From 4f5b66fff69b68666d4e114afa2d53382476b985 Mon Sep 17 00:00:00 2001
From: "Jip J. Dekker" <admin@recondor.com>
Date: Tue, 18 Mar 2014 17:28:49 +0100
Subject: [PATCH 06/20] Basic structure to make sure the spider use an argument

---
 Fourmi/spiders/Chemspider.py | 7 ++++---
 Fourmi/spiders/Wikipedia.py  | 7 ++++---
 2 files changed, 8 insertions(+), 6 deletions(-)

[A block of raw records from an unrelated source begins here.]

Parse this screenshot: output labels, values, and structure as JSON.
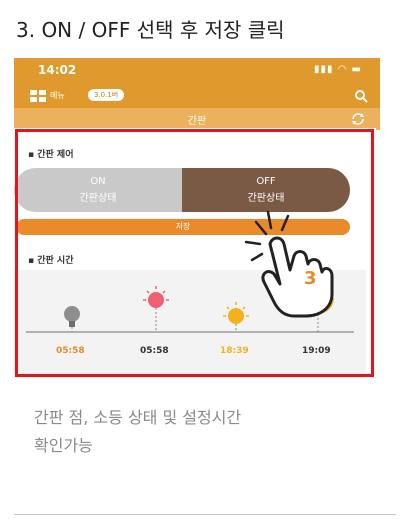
{
  "step": {
    "title": "3. ON / OFF 선택 후 저장 클릭"
  },
  "phone": {
    "status_time": "14:02",
    "status_icons": "▮▮▮ ◠ ▬",
    "menu_label": "메뉴",
    "version_badge": "3.0.1버",
    "screen_title": "간판",
    "control_section": "▪ 간판 제어",
    "toggle": {
      "on_label": "ON",
      "on_sub": "간판상태",
      "off_label": "OFF",
      "off_sub": "간판상태",
      "selected": "OFF"
    },
    "save_label": "저장",
    "time_section": "▪ 간판 시간",
    "times": [
      "05:58",
      "05:58",
      "18:39",
      "19:09"
    ],
    "colors": {
      "accent": "#e0992c",
      "off_selected": "#7b5a45",
      "save": "#ea8a2a",
      "frame": "#e3141b"
    }
  },
  "step_number": "3",
  "caption": {
    "line1": "간판 점, 소등 상태 및 설정시간",
    "line2": "확인가능"
  }
}
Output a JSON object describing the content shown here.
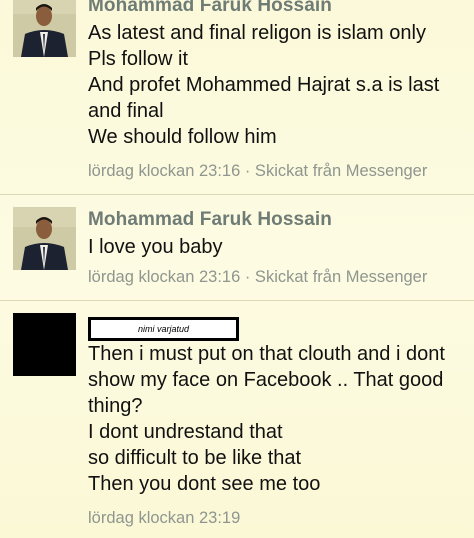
{
  "messages": [
    {
      "sender": "Mohammad Faruk Hossain",
      "lines": [
        "As latest and final religon is islam only",
        "Pls follow it",
        "And profet Mohammed Hajrat s.a is last",
        "and final",
        "We should follow him"
      ],
      "meta": "lördag klockan 23:16 · Skickat från Messenger"
    },
    {
      "sender": "Mohammad Faruk Hossain",
      "lines": [
        "I love you baby"
      ],
      "meta": "lördag klockan 23:16 · Skickat från Messenger"
    },
    {
      "sender_redacted_label": "nimi varjatud",
      "lines": [
        "Then i must put on that clouth and i dont",
        "show my face on Facebook .. That good",
        "thing?",
        "I dont undrestand that",
        "so difficult to be like that",
        "Then you dont see me too"
      ],
      "meta": "lördag klockan 23:19"
    }
  ],
  "colors": {
    "background": "#fdfbe0",
    "sender": "#6f7c76",
    "meta": "#8f968f",
    "text": "#111111",
    "divider": "#dcd8b8"
  }
}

diff --git a/Fourmi/spiders/Chemspider.py b/Fourmi/spiders/Chemspider.py
index 3fc74a0..b85b44d 100644
--- a/Fourmi/spiders/Chemspider.py
+++ b/Fourmi/spiders/Chemspider.py
@@ -3,9 +3,10 @@ from scrapy.spider import Spider
 class ChemspiderSpider(Spider):
     name = "Chemspider"
     allowed_domains = ["chemspider.com"]
-    start_urls = (
-        'http://www.chemspider.com/',
-        )
+
+    def __init__(self, compound=None, *args, **kwargs):
+        super(ChemspiderSpider, self).__init__(*args, **kwargs)
+        self.start_urls = ["http://chemspiderapiurl/something/%s" % compound] #[TODO] - Give an logical start url.
 
     def parse(self, response):
         pass 
diff --git a/Fourmi/spiders/Wikipedia.py b/Fourmi/spiders/Wikipedia.py
index 03b202b..62ed026 100644
--- a/Fourmi/spiders/Wikipedia.py
+++ b/Fourmi/spiders/Wikipedia.py
@@ -3,9 +3,10 @@ from scrapy.spider import Spider
 class WikipediaSpider(Spider):
     name = "Wikipedia"
     allowed_domains = ["wikipedia.org"]
-    start_urls = (
-        'http://www.wikipedia.org/',
-        )
+
+    def __init__(self, compound=None, *args, **kwargs):
+        super(WikipediaSpider, self).__init__(*args, **kwargs)
+        self.start_urls = ["http://wikipediaurl/something/%s" % compound] #[TODO] - Give an logical start url.
 
     def parse(self, response):
         pass 

From b1840d3a658918281e3bfcd831c375efcb625841 Mon Sep 17 00:00:00 2001
From: "Jip J. Dekker" <admin@recondor.com>
Date: Tue, 18 Mar 2014 17:41:40 +0100
Subject: [PATCH 07/20] Another name change to accommodate an executable script

---
 {Fourmi => FourmiCrawler}/__init__.py           |  0
 {Fourmi => FourmiCrawler}/items.py              |  0
 {Fourmi => FourmiCrawler}/pipelines.py          |  0
 {Fourmi => FourmiCrawler}/settings.py           | 10 +++++-----
 {Fourmi => FourmiCrawler}/spiders/Chemspider.py |  0
 {Fourmi => FourmiCrawler}/spiders/Wikipedia.py  |  0
 {Fourmi => FourmiCrawler}/spiders/__init__.py   |  0
 scrapy.cfg                                      |  2 +-
 8 files changed, 6 insertions(+), 6 deletions(-)
 rename {Fourmi => FourmiCrawler}/__init__.py (100%)
 rename {Fourmi => FourmiCrawler}/items.py (100%)
 rename {Fourmi => FourmiCrawler}/pipelines.py (100%)
 rename {Fourmi => FourmiCrawler}/settings.py (60%)
 rename {Fourmi => FourmiCrawler}/spiders/Chemspider.py (100%)
 rename {Fourmi => FourmiCrawler}/spiders/Wikipedia.py (100%)
 rename {Fourmi => FourmiCrawler}/spiders/__init__.py (100%)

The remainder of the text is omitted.